Could not get pages larger than 2000 #19

Open iso-p opened 3 years ago

iso-p commented 3 years ago

The following code usually stops at i==1992 or i==1993. for i,tweet in enumerate(get_weibo_tweets_by_name(name=name, pages=page)): print(i)

shrutiphadke commented 3 years ago

I have the same problem. However, the example link on line 71 of weibo_scraper.py goes back as much as 6891 pages. Wonder what changed.

iso-p commented 3 years ago

A heads-up about this. By using cookie, this could be solved.

On Wed, Jun 2, 2021, 10:39 PM Shruti Phadke @.***> wrote:

I have the same problem. However, the example link on line 71 of weibo_scraper.py goes back as much as 6891 pages. Wonder what changed.

— You are receiving this because you authored the thread. Reply to this email directly, view it on GitHub https://github.com/Xarrow/weibo-scraper/issues/19#issuecomment-853537757, or unsubscribe https://github.com/notifications/unsubscribe-auth/ANS2YMHX54RZXLDQNEESLA3TQ32Q7ANCNFSM4UIODEAA .

shrutiphadke commented 3 years ago

thank you, can you please elaborate a bit more about where I can use cookie in this code? I could not find the documentation

s8sun commented 2 years ago

Any updates? Did you figure it out? @shrutiphadke I'm also trying to craw weibo data and I get stuck too. Does any other crawler work better?

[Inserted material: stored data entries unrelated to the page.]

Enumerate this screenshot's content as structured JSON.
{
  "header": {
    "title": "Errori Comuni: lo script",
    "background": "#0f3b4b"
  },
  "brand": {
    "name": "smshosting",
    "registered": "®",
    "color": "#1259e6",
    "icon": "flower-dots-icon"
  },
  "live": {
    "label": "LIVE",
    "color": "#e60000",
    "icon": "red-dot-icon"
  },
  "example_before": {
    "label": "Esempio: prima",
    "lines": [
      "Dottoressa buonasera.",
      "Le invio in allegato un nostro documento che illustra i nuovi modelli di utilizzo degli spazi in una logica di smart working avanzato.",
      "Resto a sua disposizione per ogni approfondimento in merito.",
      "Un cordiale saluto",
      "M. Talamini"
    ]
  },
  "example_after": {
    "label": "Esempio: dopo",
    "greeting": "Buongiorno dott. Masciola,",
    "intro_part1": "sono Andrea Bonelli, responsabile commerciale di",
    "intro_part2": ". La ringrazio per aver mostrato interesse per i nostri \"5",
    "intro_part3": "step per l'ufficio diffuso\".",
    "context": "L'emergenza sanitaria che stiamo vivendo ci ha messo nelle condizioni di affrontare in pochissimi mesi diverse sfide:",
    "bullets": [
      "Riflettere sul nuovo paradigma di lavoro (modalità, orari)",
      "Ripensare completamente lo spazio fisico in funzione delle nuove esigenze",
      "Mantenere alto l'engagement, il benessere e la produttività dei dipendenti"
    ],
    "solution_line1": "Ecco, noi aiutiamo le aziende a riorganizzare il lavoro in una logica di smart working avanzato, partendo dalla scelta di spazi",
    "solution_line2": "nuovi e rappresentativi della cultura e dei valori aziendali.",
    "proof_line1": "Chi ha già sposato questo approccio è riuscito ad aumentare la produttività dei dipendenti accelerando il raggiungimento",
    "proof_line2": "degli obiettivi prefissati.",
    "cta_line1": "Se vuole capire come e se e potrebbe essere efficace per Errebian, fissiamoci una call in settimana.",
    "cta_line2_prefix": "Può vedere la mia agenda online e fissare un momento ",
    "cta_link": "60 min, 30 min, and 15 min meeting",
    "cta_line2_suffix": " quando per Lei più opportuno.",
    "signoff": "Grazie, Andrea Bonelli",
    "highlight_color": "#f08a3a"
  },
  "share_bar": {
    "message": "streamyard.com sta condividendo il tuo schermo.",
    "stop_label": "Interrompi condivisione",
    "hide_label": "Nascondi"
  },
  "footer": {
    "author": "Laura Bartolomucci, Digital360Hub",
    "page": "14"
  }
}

shrutiphadke commented 2 years ago

hey s8sun! What I figured is the following: This is scraping Weibo without logging in. And I think due to some recent changes in Weibo, a non-login view has a rate limit of 2K recent posts per account. I tried creating weibo account to get more but seems like you need a phone number from China to do that.

However, I was not able to figure out how to work with cookies as iso-p suggested above. Also, I am not sure how you would get cookies without logging in. Hope this helps.